The most inspiring and informative part of the de Young’s new exhibit is not the admittedly awe-inspiring collection of dresses on display in the Herbst Exhibition Galleries, but the little screening room at the end, past the gift shop. Here, the committed fashion aficionado or art enthusiast can sit in a small, dimmed room and watch beautiful, grainy images of Oscar de la Renta tromping New York streets in a stylish trenchcoat or running with a mass of village children in his native Dominican Republic, all with a deep, accented voice-over by the man himself. After walking through the galleries, it’s an ethereal, almost eerie, experience to hear Mr. de la Renta talk about his inspiration and his reasons for creation.

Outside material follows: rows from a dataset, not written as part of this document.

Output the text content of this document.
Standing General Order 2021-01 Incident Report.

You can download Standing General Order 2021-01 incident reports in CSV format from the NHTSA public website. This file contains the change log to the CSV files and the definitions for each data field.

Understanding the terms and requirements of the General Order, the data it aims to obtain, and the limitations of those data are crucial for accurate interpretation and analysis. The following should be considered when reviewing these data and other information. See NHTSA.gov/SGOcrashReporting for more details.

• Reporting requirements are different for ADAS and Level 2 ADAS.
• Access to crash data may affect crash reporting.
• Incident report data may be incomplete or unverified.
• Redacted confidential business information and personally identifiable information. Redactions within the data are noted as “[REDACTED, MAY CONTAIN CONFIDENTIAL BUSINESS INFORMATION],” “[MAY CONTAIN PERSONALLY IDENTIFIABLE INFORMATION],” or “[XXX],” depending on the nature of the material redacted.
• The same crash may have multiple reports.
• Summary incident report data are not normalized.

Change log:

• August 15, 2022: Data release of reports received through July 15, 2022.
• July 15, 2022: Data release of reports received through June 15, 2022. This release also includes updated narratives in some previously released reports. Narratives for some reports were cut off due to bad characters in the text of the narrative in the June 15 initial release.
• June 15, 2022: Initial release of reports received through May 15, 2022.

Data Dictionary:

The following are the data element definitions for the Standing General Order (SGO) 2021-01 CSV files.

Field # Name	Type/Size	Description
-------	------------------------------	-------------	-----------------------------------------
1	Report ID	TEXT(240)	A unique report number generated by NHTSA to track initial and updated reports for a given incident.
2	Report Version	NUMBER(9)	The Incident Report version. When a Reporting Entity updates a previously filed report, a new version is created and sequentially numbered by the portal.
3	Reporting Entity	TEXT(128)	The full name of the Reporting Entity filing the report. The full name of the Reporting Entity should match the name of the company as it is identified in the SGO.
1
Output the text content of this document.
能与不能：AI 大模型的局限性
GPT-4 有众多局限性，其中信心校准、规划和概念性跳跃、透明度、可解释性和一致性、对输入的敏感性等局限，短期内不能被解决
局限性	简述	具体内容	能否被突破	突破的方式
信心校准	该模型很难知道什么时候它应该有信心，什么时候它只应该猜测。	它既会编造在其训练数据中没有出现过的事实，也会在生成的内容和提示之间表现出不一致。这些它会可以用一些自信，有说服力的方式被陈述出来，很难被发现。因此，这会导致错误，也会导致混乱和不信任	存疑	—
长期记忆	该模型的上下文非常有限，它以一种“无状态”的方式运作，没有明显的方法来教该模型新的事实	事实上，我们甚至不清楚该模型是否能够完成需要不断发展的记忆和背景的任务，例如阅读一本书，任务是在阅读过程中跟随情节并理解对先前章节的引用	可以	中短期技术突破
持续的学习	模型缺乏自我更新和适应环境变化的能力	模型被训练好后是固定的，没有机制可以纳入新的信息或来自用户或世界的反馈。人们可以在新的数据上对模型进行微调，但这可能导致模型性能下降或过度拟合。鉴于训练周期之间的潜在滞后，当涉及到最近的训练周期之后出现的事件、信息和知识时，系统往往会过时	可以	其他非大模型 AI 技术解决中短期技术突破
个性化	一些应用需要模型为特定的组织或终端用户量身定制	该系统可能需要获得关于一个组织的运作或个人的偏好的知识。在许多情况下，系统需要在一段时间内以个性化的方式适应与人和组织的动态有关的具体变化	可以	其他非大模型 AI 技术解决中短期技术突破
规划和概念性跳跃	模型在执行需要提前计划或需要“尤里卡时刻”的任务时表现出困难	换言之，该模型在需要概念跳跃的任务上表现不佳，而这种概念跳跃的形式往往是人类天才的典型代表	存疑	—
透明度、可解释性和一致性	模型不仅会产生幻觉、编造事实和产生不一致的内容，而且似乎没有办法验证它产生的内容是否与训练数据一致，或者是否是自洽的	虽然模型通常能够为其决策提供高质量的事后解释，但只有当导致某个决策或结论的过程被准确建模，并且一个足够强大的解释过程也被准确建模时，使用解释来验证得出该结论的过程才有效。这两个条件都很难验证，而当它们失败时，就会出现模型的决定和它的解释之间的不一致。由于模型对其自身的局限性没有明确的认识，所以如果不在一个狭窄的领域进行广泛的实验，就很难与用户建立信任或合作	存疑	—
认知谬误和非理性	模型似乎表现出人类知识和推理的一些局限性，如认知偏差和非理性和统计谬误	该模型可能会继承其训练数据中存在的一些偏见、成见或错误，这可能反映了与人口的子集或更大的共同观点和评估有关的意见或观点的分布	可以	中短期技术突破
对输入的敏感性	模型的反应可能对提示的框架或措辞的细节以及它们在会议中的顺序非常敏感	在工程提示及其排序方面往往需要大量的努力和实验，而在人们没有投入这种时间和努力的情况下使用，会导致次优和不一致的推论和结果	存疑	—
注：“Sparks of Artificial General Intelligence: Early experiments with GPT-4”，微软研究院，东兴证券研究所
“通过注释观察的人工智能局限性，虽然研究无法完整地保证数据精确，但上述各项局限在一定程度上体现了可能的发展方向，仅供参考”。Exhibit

In fact, if anyone ever had doubts about fashion being a true art form, a visit to Oscar de la Renta: The Retrospective will almost certainly cure them of this notion. Passing through the rooms, organized by culture as well as aesthetic, it becomes clear that de la Renta pulls from the art-historical cannon the way that any modern artist might. In French room, de la Renta’s pastel and cloud-like creations fill the space like some kind of Rococo dream, complete with a screen of shifting images of the palace of Versailles. In the Middle Eastern room, the fabrics art dark and rich, edged with gold designs that call to mind the interiors of famous mosques, such as the Quran-scripted walls of the Dome of the Rock. The Russian corner displays de la Renta’s excellent and strategic use of fur, as well as his way with bridal gowns—eschewing the classic white for a dark burgundy and gold creation. Konstantin Makovsky’s 1889 painting The Russian Bride’s Attire is printed on the back wall in this corner, a well-placed compliment to de la Renta’s creations, highlighting the opulence of the Russian clothing tradition.
The audience also gets to see de la Renta evolve by the decade, from his classically-cut plaid playsuits of the 60’s, complete with matching hats, to his flowing creations of the 70’s that are able, somehow, to catch the light in just the right way. de la Renta explains in the aforementioned film that to him, more than the form of the dress, it’s the fabric that is important. This is never more clear than in the subtly shimmering kaftans of the 70’s section. Well into the 90's, de la Renta's leopard print dress for Hillary Clinton reminds us of the interesting, often questionable, fashions of the last decade of the 20th century.
The final room in the exhibition, and by far the most crowded one, holds de la Renta’s creations of recent years, including an entire section from the 2014 Met Ball. The familiar names of the wearers—Sarah Jessica Parker, Taylor Swift, Karlie Kloss, Nicki Minaj, Jessica Chastain, Rihanna—hold a certain charm for the younger crowd that has been drawn to the museum since the March opening of this exhibit. These dresses are fascinating in a new way, as they not only exhibit de la Renta’s talent, but also display the ability of a dress to represent a person, to serve as representation of the wearer’s marketed personality: Taylor Swift in a classically formed blush pink that recalls Jackie O, Nicki Minaj in a daring black and green number with a sheer top. For anyone who follows fashion, these dresses have been viewed before on laptop screens, on the first Monday in May of 2014, and seeing them in person is like sighting the celebrity herself, perhaps better.
One standout was a white column dress with a bodice made up of real feathers, dipped in gold. The image is haunting, and calls to mind the tragedy of Icarus, wings too close to the sun. One look is proof—Oscar de la Renta was not just a designer, he was an artist.